# Dask

Dask is a flexible library for parallel computing in Python.

Dask is composed of two parts:
1. Dynamic task scheduling optimized for computation.
2. “Big Data” collections like parallel arrays, dataframes, and lists.

![Dask overview](https://docs.dask.org/en/latest/_images/dask-overview.svg)  
Image source: Dask documentation.

# Task graphs

Suppose we want to perform a simple computation: increment numbers 1 and 2 and add up results.
$$(1+1) + (2+1)$$

To make execution times more visible, assume that every operation takes a second.

In [None]:
from time import sleep

def inc(x):
    sleep(1)
    return x + 1

def add(x, y):
    sleep(1)
    return x + y

Sequential execution of the 3 operations will take 3 seconds.

In [None]:
%%time
x = inc(1)
y = inc(2)
z = add(x, y)
z

Notice that first two operations (`inc(1)` and `inc(2)`) are independent and can be executed in parallel, while the last operation depends on the results of the first two.

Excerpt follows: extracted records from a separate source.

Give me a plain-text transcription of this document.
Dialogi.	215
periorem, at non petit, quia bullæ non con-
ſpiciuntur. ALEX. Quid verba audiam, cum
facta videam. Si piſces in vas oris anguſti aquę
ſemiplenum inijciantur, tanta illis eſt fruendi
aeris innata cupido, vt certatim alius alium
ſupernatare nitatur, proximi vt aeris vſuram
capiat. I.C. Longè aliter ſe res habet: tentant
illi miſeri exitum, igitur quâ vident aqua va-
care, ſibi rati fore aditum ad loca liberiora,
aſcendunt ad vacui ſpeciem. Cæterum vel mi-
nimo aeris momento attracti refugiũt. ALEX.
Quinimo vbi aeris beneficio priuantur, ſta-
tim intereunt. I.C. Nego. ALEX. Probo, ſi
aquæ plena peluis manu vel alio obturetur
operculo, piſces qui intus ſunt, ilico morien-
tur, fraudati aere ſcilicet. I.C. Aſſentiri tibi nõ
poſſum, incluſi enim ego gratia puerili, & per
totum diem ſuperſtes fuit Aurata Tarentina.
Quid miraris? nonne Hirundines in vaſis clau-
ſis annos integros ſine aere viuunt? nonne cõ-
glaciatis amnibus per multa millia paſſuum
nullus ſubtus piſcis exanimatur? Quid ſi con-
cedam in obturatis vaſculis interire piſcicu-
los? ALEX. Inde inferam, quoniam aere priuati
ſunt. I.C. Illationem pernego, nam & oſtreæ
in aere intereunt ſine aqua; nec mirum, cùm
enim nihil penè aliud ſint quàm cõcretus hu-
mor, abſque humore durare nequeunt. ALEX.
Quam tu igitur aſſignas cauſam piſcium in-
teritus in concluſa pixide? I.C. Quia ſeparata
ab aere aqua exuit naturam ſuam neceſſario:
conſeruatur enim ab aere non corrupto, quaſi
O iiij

If we wrap our funcitons in `dask.delayed` and then call them, instead of computation we will get a `Delayed` object, which is **task graph**. Execution is instant, because no actual computation is performed at this stage.

In [None]:
from dask import delayed

delayed_inc = delayed(inc)
delayed_add = delayed(add)

In [None]:
%%time
x = delayed_inc(1)
y = delayed_inc(2)
z = delayed_add(x, y)

In [None]:
z

In [None]:
z.visualize()

We call `Delayed.compute()` method to execute the task graph and obtain result. How long do you think it would take?

In [None]:
%%time
z.compute()

## Download and unzip census tracts shapefiles

`dask.delayed` can be used as *decorator*. This is just a more compact way to write wrapping code.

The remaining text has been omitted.